Unfortunately, the debate in Europe on T-TIP is marred by a rising tide, in certain member states, of misinformation and scaremongering by certain social media, press and NGOs. While everyone is certainly entitled to his own interpretation of what we are seeking to accomplish in these negotiations, everyone should not be entitled to his own facts. Yesterday I testified before the International Trade Committee of the European Parliament, which will of course play a decisive role in whether these negotiations result in an agreement. In that testimony I set forth several propositions: first, that leaders should have the courage to lead and inform, not simply cater to the prevailing opinions when they are misinformed; second, the myriad of technical issues in the negotiations should be considered in the wider perspective of the economic gains to be achieved and the geostrategic context; third, both sides should seek to advance pragmatic solutions to their disagreements, and avoid rhetoric that complicates the negotiations; fourth, critics who remain deeply skeptical of what we are trying to achieve should at least wait until they see advanced text before making up their mind.
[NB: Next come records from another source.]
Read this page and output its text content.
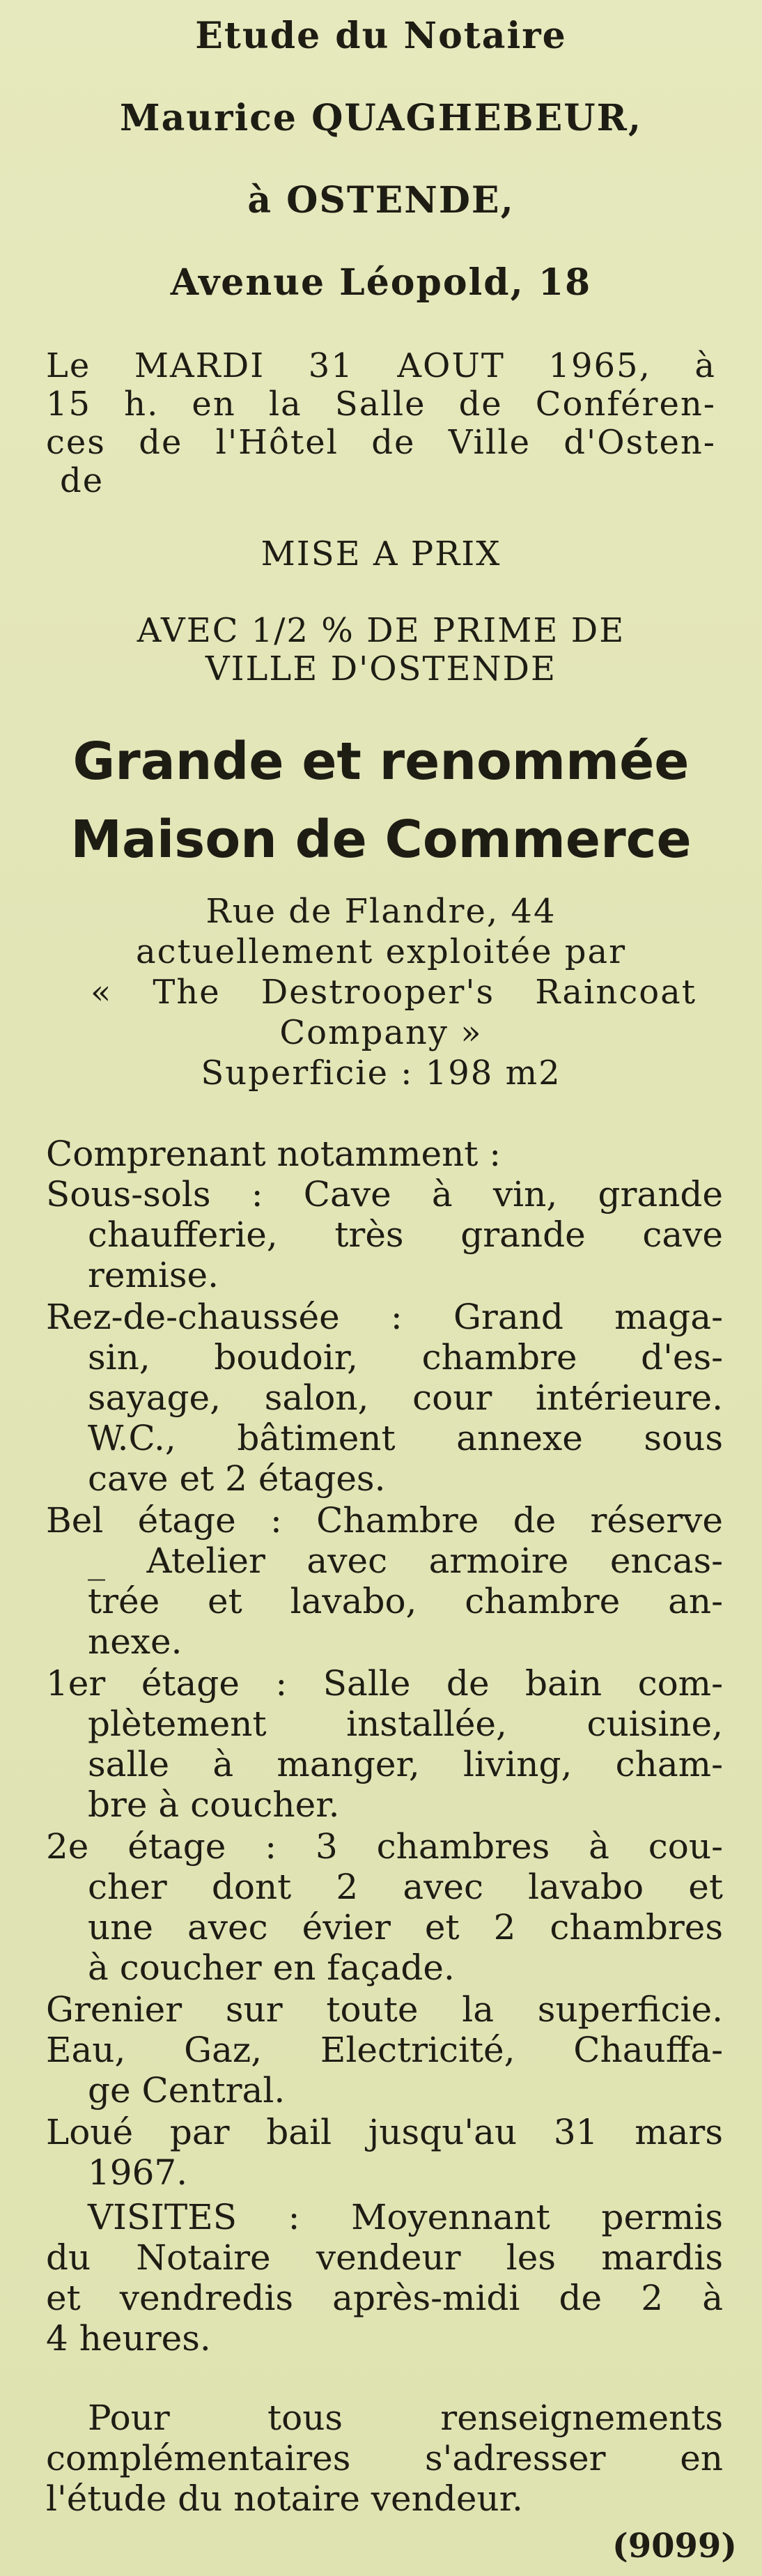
Etude du Notaire
Maurice QUAGHEBEUR,
à OSTENDE,
Avenue Léopold, 18
Le MARDI 31 AOUT 1965, à
15 h. en la Salle de Conféren-
ces de l'Hôtel de Ville d'Osten-
de
MISE A PRIX
AVEC 1/2 % DE PRIME DE
VILLE D'OSTENDE
Grande et renommée
Maison de Commerce
Rue de Flandre, 44
actuellement exploitée par
« The Destrooper's Raincoat
Company »
Superficie : 198 m2
Comprenant notamment :
Sous-sols : Cave à vin, grande
chaufferie, très grande cave
remise.
Rez-de-chaussée : Grand maga-
sin, boudoir, chambre d'es-
sayage, salon, cour intérieure.
W.C., bâtiment annexe sous
cave et 2 étages.
Bel étage : Chambre de réserve
_ Atelier avec armoire encas-
trée et lavabo, chambre an-
nexe.
1er étage : Salle de bain com-
plètement installée, cuisine,
salle à manger, living, cham-
bre à coucher.
2e étage : 3 chambres à cou-
cher dont 2 avec lavabo et
une avec évier et 2 chambres
à coucher en façade.
Grenier sur toute la superficie.
Eau, Gaz, Electricité, Chauffa-
ge Central.
Loué par bail jusqu'au 31 mars
1967.
VISITES : Moyennant permis
du Notaire vendeur les mardis
et vendredis après-midi de 2 à
4 heures.
Pour tous renseignements
complémentaires s'adresser en
l'étude du notaire vendeur.
(9099)
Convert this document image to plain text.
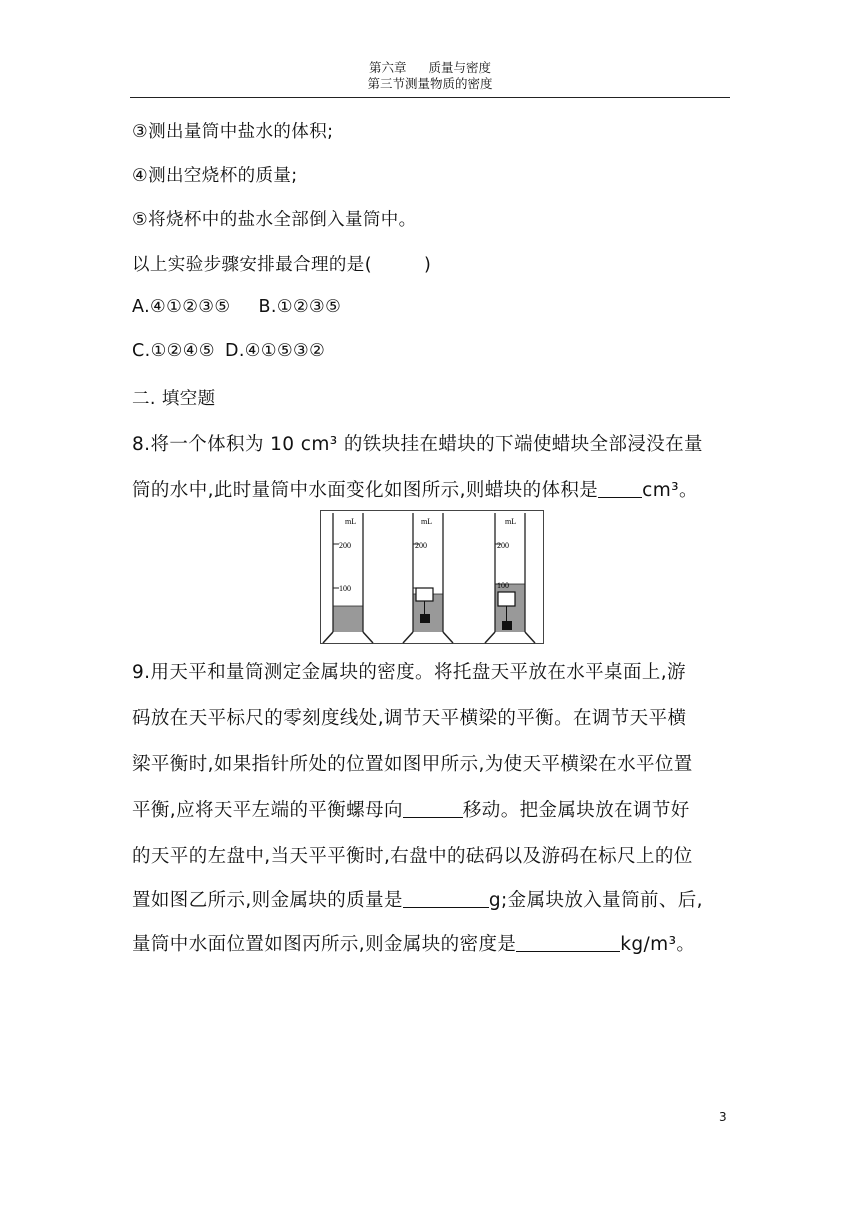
第六章 质量与密度
第三节测量物质的密度
③测出量筒中盐水的体积;
④测出空烧杯的质量;
⑤将烧杯中的盐水全部倒入量筒中。
以上实验步骤安排最合理的是(	)
A.④①②③⑤ B.①②③⑤
C.①②④⑤ D.④①⑤③②
二. 填空题
8.将一个体积为 10 cm³ 的铁块挂在蜡块的下端使蜡块全部浸没在量
筒的水中,此时量筒中水面变化如图所示,则蜡块的体积是 cm³。
mL
200
100
mL
200
mL
200
100
9.用天平和量筒测定金属块的密度。将托盘天平放在水平桌面上,游
码放在天平标尺的零刻度线处,调节天平横梁的平衡。在调节天平横
梁平衡时,如果指针所处的位置如图甲所示,为使天平横梁在水平位置
平衡,应将天平左端的平衡螺母向	移动。把金属块放在调节好
的天平的左盘中,当天平平衡时,右盘中的砝码以及游码在标尺上的位
置如图乙所示,则金属块的质量是	g;金属块放入量筒前、后,
量筒中水面位置如图丙所示,则金属块的密度是	kg/m³。
3
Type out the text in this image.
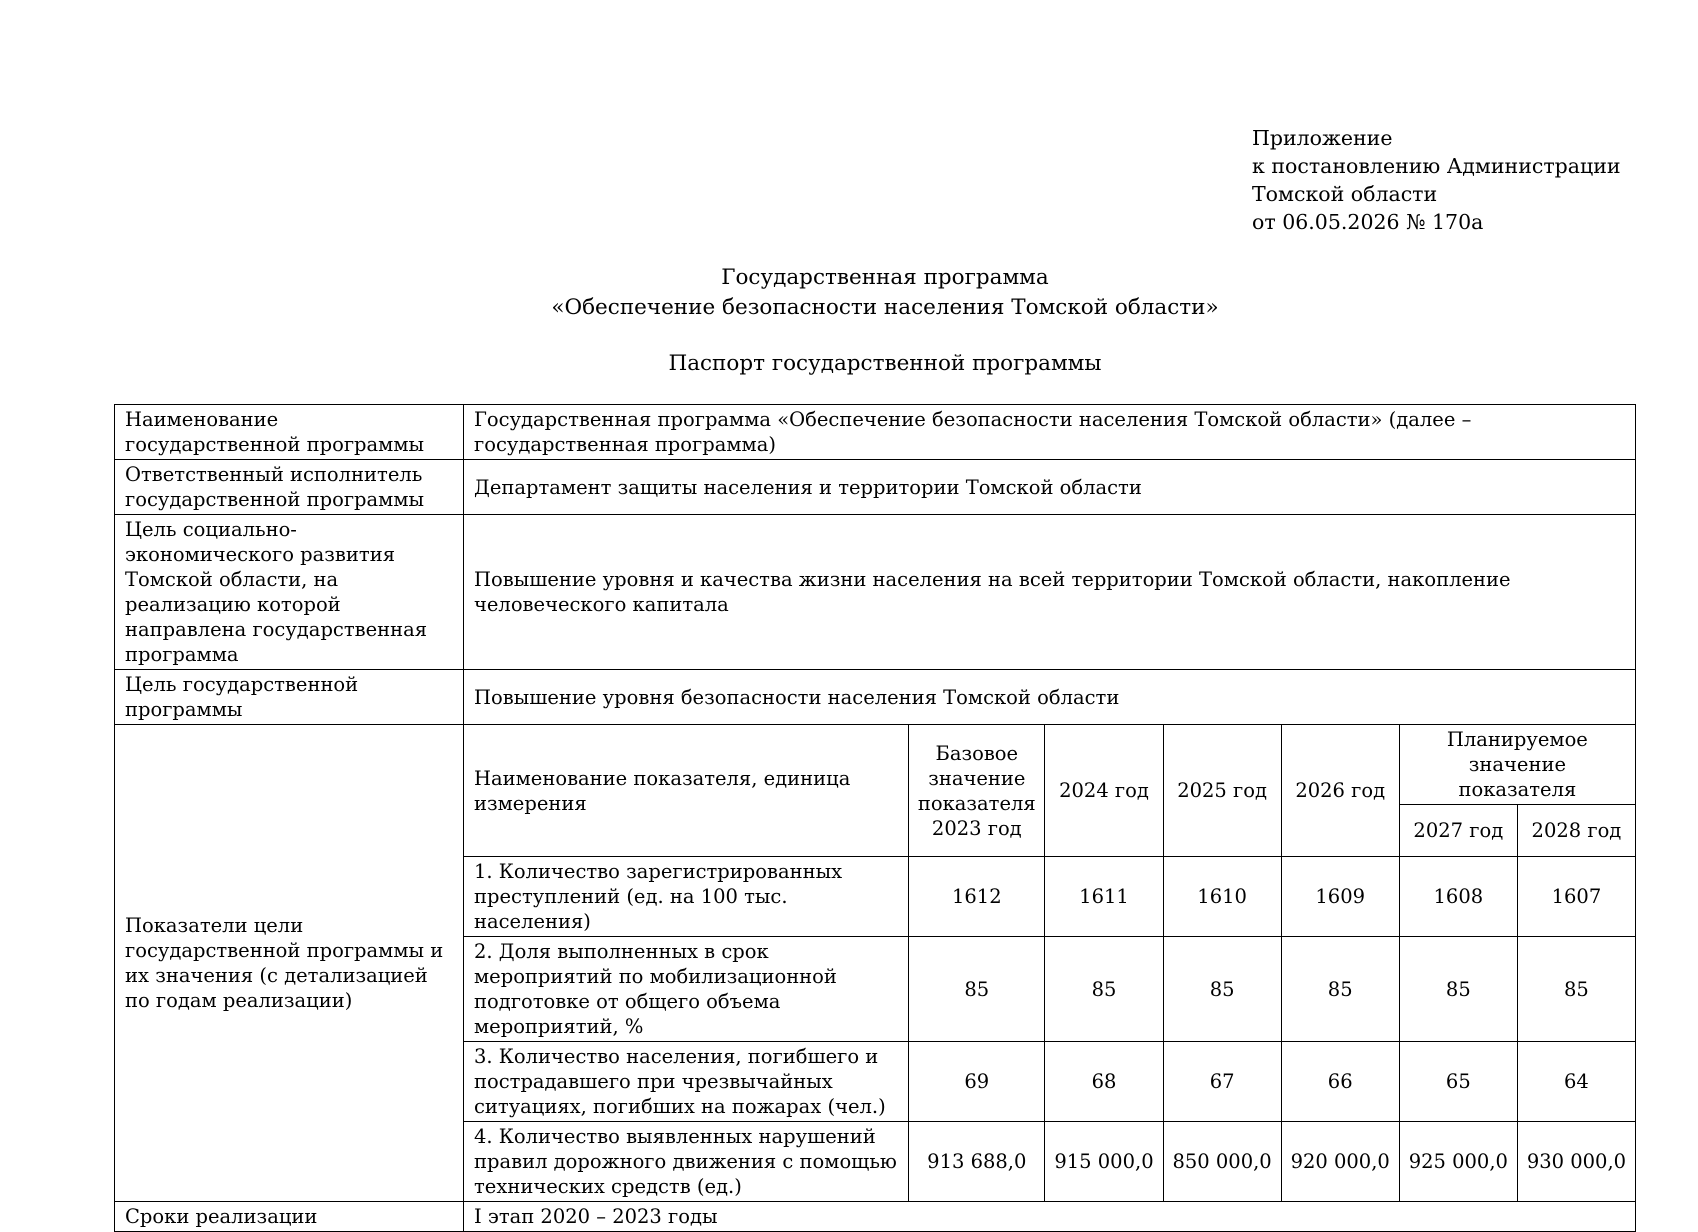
Приложение
к постановлению Администрации
Томской области
от 06.05.2026 № 170а
Государственная программа
«Обеспечение безопасности населения Томской области»
Паспорт государственной программы
Наименование государственной программы	Государственная программа «Обеспечение безопасности населения Томской области» (далее – государственная программа)
Ответственный исполнитель государственной программы	Департамент защиты населения и территории Томской области
Цель социально-экономического развития Томской области, на реализацию которой направлена государственная программа	Повышение уровня и качества жизни населения на всей территории Томской области, накопление человеческого капитала
Цель государственной программы	Повышение уровня безопасности населения Томской области
Показатели цели государственной программы и их значения (с детализацией по годам реализации)	
Наименование показателя, единица измерения	Базовое значение показателя 2023 год	2024 год	2025 год	2026 год	Планируемое значение показателя
2027 год	2028 год
1. Количество зарегистрированных преступлений (ед. на 100 тыс. населения)	1612	1611	1610	1609	1608	1607
2. Доля выполненных в срок мероприятий по мобилизационной подготовке от общего объема мероприятий, %	85	85	85	85	85	85
3. Количество населения, погибшего и пострадавшего при чрезвычайных ситуациях, погибших на пожарах (чел.)	69	68	67	66	65	64
4. Количество выявленных нарушений правил дорожного движения с помощью технических средств (ед.)	913 688,0	915 000,0	850 000,0	920 000,0	925 000,0	930 000,0

Сроки реализации	I этап 2020 – 2023 годы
In conclusion, let me return to the cartoon in The Economist. Russia is demonstrating a cynical disdain for the ability of the United States and the EU to remain united and take meaningful actions over the duration of this crisis. Every time we have talk about a peaceful resolution, Putin engages in more provocation; while he was in Minsk he was also busy increasing Russia’s military presence in Ukraine; recently he has repeated his reference to Novorossiya and to “statehood” for East Ukraine. [He has said that he can take Kiev in two weeks]. We can live up to this challenge, just as we can respond to the challenges of Iran, foreign fighters and cybersecurity. Our ability to do so would be enhanced if the United Kingdom remains an engaged member of the EU.
I believe that the U.S.-EU relationship will continue to broaden and deepen. This is not an article of faith; our shared values are real. In the more dangerous, less predictable world in which we live, our mutual interests demand a robust global partnership. I will do my part to help its continued development.